Flynn, as a surgical patient, was clearly a foreseeable user of the Bard PCA pump. Thus, Bard had a duty to Flynn to exercise reasonable care in the design of the pump. Vincent presented the unopposed affidavit of a biomedical engineer who stated that it was his opinion that the overdose occurred because of intermittent over-delivery due to electromagnetic interference that was a result of an error in the design of the pump. On the face of this record, the absence of the actual pump does not overcome this theory. Thus, a genuine issue of material fact remains whether Bard breached its duty to Flynn.
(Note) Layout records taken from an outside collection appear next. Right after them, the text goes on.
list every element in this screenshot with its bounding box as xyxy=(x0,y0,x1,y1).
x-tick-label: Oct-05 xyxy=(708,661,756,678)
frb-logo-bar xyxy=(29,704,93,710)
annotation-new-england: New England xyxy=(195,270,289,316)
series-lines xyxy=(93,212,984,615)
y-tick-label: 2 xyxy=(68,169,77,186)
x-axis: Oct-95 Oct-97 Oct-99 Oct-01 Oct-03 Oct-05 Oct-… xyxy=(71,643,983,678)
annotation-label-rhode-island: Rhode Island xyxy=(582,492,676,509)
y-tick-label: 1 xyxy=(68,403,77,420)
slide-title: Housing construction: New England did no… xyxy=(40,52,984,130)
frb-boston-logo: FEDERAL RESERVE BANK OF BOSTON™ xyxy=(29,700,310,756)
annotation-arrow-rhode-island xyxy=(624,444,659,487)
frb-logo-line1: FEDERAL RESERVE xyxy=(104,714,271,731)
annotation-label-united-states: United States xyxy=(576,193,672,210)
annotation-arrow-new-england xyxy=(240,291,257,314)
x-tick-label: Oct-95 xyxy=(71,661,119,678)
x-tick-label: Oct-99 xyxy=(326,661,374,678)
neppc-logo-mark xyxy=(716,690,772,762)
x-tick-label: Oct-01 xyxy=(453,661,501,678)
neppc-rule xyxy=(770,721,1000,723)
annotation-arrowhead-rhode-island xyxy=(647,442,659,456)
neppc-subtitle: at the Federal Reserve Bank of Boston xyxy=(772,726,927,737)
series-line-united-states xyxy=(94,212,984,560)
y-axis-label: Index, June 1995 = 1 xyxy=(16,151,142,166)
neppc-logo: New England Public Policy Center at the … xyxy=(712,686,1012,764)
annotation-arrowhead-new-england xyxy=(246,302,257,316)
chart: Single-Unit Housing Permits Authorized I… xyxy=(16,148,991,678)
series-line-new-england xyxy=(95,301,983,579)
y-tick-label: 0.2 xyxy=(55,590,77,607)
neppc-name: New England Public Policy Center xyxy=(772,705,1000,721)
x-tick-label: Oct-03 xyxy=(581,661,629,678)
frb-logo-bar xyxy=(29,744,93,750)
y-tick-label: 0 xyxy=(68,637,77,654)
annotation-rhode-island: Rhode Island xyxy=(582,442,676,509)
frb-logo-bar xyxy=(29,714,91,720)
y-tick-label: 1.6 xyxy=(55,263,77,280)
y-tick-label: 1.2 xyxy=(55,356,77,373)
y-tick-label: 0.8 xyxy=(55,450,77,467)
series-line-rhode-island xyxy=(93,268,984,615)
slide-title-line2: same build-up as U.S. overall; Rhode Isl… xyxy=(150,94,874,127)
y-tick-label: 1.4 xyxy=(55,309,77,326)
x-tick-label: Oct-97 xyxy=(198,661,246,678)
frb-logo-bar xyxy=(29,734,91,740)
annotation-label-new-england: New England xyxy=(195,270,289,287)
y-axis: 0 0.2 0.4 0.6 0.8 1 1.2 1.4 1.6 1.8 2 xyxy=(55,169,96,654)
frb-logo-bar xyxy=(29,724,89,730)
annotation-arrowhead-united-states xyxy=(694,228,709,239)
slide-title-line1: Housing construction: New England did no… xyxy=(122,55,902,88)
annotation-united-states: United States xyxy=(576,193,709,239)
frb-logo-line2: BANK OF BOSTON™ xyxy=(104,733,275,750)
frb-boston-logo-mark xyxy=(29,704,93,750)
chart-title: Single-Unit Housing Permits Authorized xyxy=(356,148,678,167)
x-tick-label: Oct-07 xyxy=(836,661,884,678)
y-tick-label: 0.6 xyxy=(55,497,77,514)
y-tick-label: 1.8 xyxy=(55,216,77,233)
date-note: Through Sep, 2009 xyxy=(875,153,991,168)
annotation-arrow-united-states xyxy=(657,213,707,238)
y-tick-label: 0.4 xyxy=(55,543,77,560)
Accordingly, it was error for the trial court to enter summary judgment in favor of Bard on Vincent's claim for negligent design of the PCA pump.
We reject Vincent's argument that this court should adopt the alternative theory of liability set forth in section 433B(3) of the Second and Third Restatements of Torts with regard to Bard and Baxter. Aside from the fact that no Florida case adopts that theory, it does not apply to the facts of this case. The supreme court explained section 433B(3) as follows:
This theory of alternative liability applies when the actions of two or more tortfeasors combine to create an injury and it is impossible for the injured party to show which tortfeasor actually caused the injury. . . . The theory is applicable, for example, where two tortfeasors fire weapons in the direction of the victim and the victim is injured by one bullet.
Celotex Corp. v. Copeland, 471 So.2d 533, 536-37 (Fla. 1985). Assuming it is "impossible" for purposes of section 433B(3) for Vincent to show whether the pump used by her son was manufactured by Bard or Baxter, it is undisputed that only one pump was used and it was designed by Bard. Therefore, the actions of the two manufacturers did not combine to cause her son's injuries, and section 433B(3) does not contain a theory of liability applicable to the facts of this case.
Accordingly, we affirm the final summary judgment in all respects except as to the negligent design cause of action against Bard and remand for further proceedings consistent with this opinion.
Affirmed in part, reversed in part, and remanded.
ALTENBERND, J., and CURRY, CHARLES B., Associate Judge, Concur.